The Japanese Yen continued to weaken against the US Dollar after the Bank of Japan left monetary policy alone Thursday but moved its inflation expectations lower yet again.
The key Policy Balance Rate remains at -0.1%, the ten-year government bond yield target is still an unenticing 0.0%. Heavy bond-buying also remains in place, at an annual pace of JPY80 trillion (US$720 billion). However, the BOJ now sees consumer prices rising by 1.1% this fiscal year, rather than its previous 1.5% call. The rise for the next year is lowered to 1.5%, from 1.7% and for fiscal 2019 the BoJ now sees 1.8% inflation, down from 1.9%.
This means that inflation is not expected to get up to the 2% target rate until at least 2020/2021, which, judging by all the central bank’s policy rhetoric, also means that ultra-accommodative monetary policy is still here to stay. Inflation is currently running at an annualized 0.4%, and hasn’t been above 0.5% for twelve months. That’s despite the Bank of Japan having accumulated a bond balance sheet which rivals the country’s entire Gross Domestic Product.

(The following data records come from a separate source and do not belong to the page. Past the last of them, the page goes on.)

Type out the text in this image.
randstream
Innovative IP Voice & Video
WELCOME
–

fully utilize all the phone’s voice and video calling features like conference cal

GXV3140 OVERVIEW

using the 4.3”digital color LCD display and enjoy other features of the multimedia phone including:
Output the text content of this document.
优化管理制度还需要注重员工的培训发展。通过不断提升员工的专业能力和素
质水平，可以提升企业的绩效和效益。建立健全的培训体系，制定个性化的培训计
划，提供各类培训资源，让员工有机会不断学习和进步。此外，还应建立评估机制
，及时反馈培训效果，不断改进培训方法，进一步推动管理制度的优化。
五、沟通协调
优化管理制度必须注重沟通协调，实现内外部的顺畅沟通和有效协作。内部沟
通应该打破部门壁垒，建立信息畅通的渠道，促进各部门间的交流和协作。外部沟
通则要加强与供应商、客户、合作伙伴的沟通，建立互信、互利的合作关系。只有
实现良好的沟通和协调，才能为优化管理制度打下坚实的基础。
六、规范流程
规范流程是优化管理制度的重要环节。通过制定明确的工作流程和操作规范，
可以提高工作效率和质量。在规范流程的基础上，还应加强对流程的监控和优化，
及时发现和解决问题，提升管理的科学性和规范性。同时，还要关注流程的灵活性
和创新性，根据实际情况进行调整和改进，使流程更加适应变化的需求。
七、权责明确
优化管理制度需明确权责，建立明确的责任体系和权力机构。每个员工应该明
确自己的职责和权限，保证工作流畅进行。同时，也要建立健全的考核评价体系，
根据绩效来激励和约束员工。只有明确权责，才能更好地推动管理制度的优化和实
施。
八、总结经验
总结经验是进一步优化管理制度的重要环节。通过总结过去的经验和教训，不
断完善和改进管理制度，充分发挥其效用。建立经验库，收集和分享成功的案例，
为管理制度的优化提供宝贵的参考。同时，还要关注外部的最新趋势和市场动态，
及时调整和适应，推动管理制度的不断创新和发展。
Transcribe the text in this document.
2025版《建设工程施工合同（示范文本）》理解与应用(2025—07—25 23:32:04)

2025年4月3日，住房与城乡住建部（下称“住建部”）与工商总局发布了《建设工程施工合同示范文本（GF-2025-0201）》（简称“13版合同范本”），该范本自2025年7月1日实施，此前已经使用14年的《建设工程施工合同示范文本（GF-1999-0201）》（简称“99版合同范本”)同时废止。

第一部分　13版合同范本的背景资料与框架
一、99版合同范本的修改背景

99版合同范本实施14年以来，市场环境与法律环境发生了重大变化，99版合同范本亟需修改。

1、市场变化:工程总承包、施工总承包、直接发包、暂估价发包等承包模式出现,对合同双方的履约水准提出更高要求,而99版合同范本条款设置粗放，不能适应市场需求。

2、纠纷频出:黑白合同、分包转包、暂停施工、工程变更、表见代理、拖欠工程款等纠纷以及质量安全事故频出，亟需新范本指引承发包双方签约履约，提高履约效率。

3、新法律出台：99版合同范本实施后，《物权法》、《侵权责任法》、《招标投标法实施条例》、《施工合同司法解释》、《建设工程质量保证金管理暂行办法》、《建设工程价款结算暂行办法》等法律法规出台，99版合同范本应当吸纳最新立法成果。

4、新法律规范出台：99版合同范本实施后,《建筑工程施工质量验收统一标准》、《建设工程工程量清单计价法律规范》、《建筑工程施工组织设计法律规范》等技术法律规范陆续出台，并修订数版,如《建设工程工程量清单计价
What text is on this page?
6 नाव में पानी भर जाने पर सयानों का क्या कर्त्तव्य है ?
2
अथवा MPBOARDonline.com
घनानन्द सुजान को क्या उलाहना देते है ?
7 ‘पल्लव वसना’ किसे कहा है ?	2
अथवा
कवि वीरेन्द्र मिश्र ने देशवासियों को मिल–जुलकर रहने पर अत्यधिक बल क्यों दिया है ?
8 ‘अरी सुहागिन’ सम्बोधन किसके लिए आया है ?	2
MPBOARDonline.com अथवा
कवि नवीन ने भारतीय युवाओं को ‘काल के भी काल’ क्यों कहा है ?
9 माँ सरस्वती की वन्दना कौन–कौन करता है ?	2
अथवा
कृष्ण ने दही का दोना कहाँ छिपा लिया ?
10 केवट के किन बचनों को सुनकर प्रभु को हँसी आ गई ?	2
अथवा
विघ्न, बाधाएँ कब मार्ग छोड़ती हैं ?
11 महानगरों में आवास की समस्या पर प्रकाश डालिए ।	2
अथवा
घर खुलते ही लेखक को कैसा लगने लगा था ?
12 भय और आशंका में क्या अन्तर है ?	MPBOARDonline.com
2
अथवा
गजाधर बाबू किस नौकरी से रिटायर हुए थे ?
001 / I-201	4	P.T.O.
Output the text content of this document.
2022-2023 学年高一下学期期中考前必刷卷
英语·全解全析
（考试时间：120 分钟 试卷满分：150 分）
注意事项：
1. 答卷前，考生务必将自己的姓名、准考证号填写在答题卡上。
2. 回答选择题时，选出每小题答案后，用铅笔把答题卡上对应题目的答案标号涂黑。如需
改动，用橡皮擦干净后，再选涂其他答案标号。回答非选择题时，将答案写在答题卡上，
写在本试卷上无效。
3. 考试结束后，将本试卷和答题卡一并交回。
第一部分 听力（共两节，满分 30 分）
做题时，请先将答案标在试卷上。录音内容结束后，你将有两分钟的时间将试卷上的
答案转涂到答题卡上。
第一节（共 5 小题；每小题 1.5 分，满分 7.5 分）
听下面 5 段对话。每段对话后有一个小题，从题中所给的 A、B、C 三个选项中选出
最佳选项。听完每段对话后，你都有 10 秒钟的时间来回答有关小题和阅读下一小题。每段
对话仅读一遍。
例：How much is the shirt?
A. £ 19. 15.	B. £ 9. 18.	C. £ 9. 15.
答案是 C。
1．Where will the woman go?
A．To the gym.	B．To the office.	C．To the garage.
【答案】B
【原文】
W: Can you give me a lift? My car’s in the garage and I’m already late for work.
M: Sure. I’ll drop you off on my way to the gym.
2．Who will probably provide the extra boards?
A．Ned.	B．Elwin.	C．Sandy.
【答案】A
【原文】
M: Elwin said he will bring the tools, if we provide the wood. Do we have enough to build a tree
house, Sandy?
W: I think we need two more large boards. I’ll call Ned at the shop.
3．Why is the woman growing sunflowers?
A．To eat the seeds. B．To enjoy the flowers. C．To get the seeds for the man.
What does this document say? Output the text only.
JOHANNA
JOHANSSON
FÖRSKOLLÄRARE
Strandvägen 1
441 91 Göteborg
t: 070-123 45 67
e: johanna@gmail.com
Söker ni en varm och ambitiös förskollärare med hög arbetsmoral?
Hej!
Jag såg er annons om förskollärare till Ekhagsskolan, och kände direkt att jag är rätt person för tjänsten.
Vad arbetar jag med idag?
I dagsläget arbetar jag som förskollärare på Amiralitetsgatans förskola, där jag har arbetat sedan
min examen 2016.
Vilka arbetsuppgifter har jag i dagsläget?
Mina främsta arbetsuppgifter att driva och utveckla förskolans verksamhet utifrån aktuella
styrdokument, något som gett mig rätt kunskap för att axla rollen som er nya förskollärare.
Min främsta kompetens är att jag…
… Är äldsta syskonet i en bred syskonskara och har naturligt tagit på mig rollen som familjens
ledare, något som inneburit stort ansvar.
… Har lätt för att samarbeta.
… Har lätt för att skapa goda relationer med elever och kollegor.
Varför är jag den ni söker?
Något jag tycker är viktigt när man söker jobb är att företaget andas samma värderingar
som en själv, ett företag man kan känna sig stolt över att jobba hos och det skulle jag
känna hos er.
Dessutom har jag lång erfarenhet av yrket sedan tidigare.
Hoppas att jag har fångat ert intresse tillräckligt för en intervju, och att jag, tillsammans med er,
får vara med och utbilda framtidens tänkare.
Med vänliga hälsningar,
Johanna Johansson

The BoJ did increase its GDP forecasts Thursday. It now sees 1.8% growth this fiscal year, 1.4% in the next and 0.7% the year after that. Its previous calls were 1.6%, 1.3% and 0.7% respectively.
Still, with the decision out of the way, investor focus will turn to BoJ Governor Haruhiko Kuroda’s customary press conference to discuss it. That’s coming markets’ way at 06:30 GMT. USD/JPY had been gaining through the Asian morning and continued to after the numbers.
Earlier official data showed that Japan’s export and import machines were in robust health last month, even though the overall trade balance missed forecasts as imports rose more than expected.